Traditional Chinese medicine has been around or at least 2,500 years and includes various types of herbal medicines, acupuncture, qi gong, tui na, and dietary therapy. One of the basic tenets of London Chinese medicine is that the body has a flow of qi, or energy, running through it in 12 major meridians or channels and all the while that this energy is in balance the body is healthy. However, if the flow of qi becomes blocked or out of balance, this indicates ill health.
Another ancient Chinese concept is that of yin and yang. These are two opposite yet complementary aspects that everything in the universe can be divided into. One analogy is the sunny side and shady side of a hill. The shady side is yin, while the sunny side is yang. Water is yin and fire is yang. Female is yin, while male is yang. The moon is yin and the sun is yang, and so on. In diagrammatic form yin and yang appear as two fish in a circle, yin in black and yang in white. The fact that each yin contains a little yang and each yang a little yin is symbolized by the eye of each fish which is of the opposite colour.
There are also the five elements – wood, fire, earth, metal, and water. They can be represented as follows:
Phenomenon Wood Fire Earth Metal Water
East South Centre West North
green/violet red/purple yellow/pink white black
wind heat damp dryness cold
sour bitter sweet acrid salty
Liver Heart Spleen Lung Kidney
Gallbladder Small intestine Stomach Large intestine Bladder
eye tongue mouth nose ears
Chinese herbal medicine consists of a huge array of herbs and animal derivatives such as dried parts of scorpions, snakes, deer antlers, and insects. All parts of a plant may be used – the roots, stems, leaves, flowers, and seeds. In 1578 the famous Bencao gangmu was published by Li Shizhen and lists no less than 1,892 drugs and over 11,000 prescriptions for particular health problems.
Chinese medicine consists not only of acupuncture and herbs, but also moxibustion which consists of burning dried mugwort at particular points on the body; cupping, in which hot glass cups are placed on the body to draw blood to the skin; qi gong which is a holistic system of coordinated body posture and movement, breathing, and meditation; and tui na which is a form of massage. There is also gua sha which consists of scraping the skin with a massage tool to increase circulation. A therapist may use any or all of these in combination depending on the condition to be treated.

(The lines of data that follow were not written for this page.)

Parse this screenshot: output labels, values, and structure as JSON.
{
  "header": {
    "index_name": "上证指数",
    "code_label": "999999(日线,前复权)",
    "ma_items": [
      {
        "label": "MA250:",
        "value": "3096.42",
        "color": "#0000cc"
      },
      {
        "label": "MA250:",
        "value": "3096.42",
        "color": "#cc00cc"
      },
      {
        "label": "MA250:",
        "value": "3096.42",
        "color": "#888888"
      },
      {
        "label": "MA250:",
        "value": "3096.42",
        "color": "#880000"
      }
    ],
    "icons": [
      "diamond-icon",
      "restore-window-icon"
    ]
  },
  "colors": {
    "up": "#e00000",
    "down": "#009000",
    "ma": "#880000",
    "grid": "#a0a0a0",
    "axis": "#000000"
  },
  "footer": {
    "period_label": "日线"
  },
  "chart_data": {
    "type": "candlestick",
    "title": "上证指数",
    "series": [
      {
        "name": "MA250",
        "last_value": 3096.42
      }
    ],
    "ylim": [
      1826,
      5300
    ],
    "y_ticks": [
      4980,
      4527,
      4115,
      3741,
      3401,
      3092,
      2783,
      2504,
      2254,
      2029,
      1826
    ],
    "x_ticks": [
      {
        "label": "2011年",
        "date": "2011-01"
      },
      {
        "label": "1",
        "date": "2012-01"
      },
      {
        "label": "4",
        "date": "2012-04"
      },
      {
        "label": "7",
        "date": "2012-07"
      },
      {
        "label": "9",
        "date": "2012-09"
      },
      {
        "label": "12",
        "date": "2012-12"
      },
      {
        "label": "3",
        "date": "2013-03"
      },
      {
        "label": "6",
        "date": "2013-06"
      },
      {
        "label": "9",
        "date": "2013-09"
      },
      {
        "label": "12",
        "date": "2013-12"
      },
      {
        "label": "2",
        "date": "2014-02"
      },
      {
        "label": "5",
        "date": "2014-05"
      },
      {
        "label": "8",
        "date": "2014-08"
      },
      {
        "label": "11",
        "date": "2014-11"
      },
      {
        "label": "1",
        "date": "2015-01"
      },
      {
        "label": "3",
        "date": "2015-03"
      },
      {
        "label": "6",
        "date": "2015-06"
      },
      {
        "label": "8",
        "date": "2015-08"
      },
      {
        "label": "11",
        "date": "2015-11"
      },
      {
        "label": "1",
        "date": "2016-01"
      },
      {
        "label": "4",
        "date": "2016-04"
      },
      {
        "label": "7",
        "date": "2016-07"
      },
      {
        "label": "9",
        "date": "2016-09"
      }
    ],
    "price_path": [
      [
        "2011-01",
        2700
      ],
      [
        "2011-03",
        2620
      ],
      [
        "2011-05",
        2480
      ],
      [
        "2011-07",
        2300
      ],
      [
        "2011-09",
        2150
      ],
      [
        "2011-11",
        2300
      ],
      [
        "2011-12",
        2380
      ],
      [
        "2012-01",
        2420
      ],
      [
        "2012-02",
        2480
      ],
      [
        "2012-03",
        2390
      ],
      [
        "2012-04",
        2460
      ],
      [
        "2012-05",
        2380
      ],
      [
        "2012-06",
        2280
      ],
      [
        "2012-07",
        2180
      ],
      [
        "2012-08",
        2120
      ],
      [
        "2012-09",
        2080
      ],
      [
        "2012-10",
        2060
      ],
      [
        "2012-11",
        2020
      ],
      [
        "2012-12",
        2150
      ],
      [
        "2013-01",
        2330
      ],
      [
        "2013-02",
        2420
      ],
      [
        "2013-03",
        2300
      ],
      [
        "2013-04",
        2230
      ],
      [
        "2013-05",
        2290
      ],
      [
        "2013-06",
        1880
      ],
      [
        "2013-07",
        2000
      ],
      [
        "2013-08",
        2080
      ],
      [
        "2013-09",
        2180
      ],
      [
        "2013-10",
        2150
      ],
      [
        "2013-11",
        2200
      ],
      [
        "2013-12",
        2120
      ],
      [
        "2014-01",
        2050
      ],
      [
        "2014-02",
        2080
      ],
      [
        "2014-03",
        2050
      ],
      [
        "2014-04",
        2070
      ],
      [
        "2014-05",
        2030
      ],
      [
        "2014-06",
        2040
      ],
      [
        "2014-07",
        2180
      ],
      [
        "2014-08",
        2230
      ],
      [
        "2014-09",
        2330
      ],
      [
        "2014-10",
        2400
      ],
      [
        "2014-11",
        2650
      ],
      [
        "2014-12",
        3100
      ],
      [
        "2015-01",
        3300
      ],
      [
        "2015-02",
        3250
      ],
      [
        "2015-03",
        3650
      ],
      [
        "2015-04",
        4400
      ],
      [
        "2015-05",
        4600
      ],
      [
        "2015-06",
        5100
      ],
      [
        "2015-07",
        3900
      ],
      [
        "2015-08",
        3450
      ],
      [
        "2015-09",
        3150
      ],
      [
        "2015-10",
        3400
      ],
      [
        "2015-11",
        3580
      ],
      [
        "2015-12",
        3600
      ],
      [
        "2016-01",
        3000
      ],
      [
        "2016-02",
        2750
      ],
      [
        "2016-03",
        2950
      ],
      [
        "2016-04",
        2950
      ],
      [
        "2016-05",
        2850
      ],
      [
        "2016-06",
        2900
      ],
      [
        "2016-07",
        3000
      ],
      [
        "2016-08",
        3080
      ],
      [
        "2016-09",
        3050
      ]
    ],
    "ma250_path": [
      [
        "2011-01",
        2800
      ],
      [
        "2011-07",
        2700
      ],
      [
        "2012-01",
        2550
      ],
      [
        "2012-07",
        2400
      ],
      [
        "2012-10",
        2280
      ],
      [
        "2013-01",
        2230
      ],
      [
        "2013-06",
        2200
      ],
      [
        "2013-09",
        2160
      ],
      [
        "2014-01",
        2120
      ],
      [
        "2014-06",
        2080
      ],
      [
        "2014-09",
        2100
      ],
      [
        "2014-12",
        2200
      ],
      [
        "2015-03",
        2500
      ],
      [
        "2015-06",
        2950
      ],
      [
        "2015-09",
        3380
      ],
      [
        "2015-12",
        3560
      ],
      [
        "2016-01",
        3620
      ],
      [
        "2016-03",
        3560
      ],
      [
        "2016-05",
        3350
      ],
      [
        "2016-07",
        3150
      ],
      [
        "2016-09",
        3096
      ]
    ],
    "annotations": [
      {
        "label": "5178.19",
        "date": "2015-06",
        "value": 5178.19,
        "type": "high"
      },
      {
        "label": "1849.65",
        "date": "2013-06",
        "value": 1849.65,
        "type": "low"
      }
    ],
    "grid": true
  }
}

A TCM therapist uses smell, hearing, voice vibration, touch, and pulse diagnosis to discover the source of an unbalanced health condition, which organ it is related to, and which meridians are affected.
Acupuncture consists of inserting very fine needles into the skin at specific points on the meridians depending upon the condition which needs to be treated, with the aim of bringing yin and yang back into balance and restoring the flow of qi through the body. These needles may be left in the body for up to ten minutes and may be moved around by hand in order to stimulate the meridians. Sometimes a small electrical charge may be applied to the needles with the same purpose.
Chinese herbal formulas have been in use for at least 2,200 years and each herb or part of the herb has a specific purpose to help the body achieve harmony. The same thing applies to foods, since different foods have different energies which can affect specific organs and help them to heal.
Meditation exercises also play their part in Chinese medicine. Tai chi and qi gong are practiced regularly by many people in the West today. Qi gong, which was known in ancient China as "the method to repel illness and prolong life," contains elements of meditation, relaxation training, martial-arts techniques, and breathing exercises that are intended to cultivate qi and transmit it to all the bodily organs.
Tai chi is characterized by deliberately slow, continuous, circular, well-balanced, and rhythmic movements that were originally practiced as a martial art.